На обнаженных по локоть руках Прокопа вздулись жилы.
— Говори толком.
— Что говорить? Сказал я им: не ладится — вызовите кузнеца. Так нет, говорят, все в порядке. А теперь их четыре, а на деле только три. А-а… Что там говорить! — он махнул прутом и поскакал дальше.
Ничего не поняв из слов Прокопа, Оксен направился к сеяльщикам. Объехав пригорок, он увидел, что одна сеялка стоит на обочине, а три — на поле, да и те не работают. У воза собрались кучкой люди. «День год кормит, а они лясы точат. Здо́рово».
Заметив Оксена, они, как по команде, разошлись к своим сеялкам.
— Чего стоите? — спросил он Северина Джмелика, лежавшего на разостланном мешке.
Джмелик лениво потянулся, нехотя поднялся. Синяя сатиновая рубашка с белыми пуговицами плотно облегала его широкую грудь.
— Сеялка сломалась, товарищ председатель,— тряхнул русыми кудрями Джмелик и прищурил голубые наглые глаза.
— Почему ж не сел на коня и не поехал за кузнецом?
— Мне на коне ездить нельзя. Сиделка болит,— оскалил зубы Джмелик.
Кровь бросилась Оксену в лицо.
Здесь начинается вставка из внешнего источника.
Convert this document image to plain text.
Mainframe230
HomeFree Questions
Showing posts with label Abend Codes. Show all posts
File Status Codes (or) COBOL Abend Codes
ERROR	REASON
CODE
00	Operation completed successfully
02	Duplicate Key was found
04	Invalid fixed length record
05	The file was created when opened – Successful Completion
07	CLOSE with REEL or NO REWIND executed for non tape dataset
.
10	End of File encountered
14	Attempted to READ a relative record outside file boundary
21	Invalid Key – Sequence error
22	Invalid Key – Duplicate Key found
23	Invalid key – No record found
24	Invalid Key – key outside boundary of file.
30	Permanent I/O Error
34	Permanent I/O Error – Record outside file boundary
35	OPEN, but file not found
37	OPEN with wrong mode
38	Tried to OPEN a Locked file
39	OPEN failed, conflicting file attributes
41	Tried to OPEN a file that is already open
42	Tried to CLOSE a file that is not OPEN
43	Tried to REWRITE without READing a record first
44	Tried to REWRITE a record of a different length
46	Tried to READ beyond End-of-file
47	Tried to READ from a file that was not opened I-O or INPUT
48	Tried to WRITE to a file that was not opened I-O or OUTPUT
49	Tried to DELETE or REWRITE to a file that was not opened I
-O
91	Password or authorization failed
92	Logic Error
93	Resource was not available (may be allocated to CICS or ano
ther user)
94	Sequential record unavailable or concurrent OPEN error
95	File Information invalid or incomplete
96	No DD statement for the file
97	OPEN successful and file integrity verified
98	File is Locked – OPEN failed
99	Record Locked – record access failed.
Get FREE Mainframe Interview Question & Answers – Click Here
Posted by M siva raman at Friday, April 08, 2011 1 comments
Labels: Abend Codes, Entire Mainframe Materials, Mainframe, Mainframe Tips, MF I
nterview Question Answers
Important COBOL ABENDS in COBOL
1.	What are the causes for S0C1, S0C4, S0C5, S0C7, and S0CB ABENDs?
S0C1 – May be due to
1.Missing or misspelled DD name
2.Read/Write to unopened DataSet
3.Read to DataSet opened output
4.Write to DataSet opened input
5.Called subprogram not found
Подняв кнут, он кинулся было к Джмелику, но тот стоял подбоченясь, усмехнулся, упершись наглым взглядом в Оксена.
— Ну, ну, это тебе не экономия. А за такое дело…— шельмоватые глаза Джмелика потемнели, как море перед бурей, ноздри тонкого носа весело заиграли,— дал бы я тебе, председатель, да жалко, жена у тебя молодая.
И не успел Оксен опомниться, как Джмелик сел на коня и, позвякивая сложенными в мешок поломанными сошниками, поскакал в Трояновку.
Оксен расстегнул пиджак и долго стоял, прислонившись к сеялке. Ветер шевелил его редкие волосы. «Фу, черт, чуть не сорвался. Джмелик — сволочь. Черт с ним. Но если другие колхозники заметили, как я на него с кнутом кинулся… Что они подумают? Натурально. Нехорошо это у меня вышло». Руки у него вспотели, пальцы дрожали, он насилу свернул цигарку и долго стоял, жадно затягиваясь махорочным дымом. Подошел к людям, только когда совсем успокоился. Попросился помощником к Бовдюгу и ходил за сеялкой до самого обеда, задумчивый и молчаливый.
Обедали в степи на раздолье. Дружно окружили казанок с кулешом, только что снятый с огня. Самый старший, Бовдюг, вынул запасную ложку, вытер ее о торбу с пшеном и подал Оксену.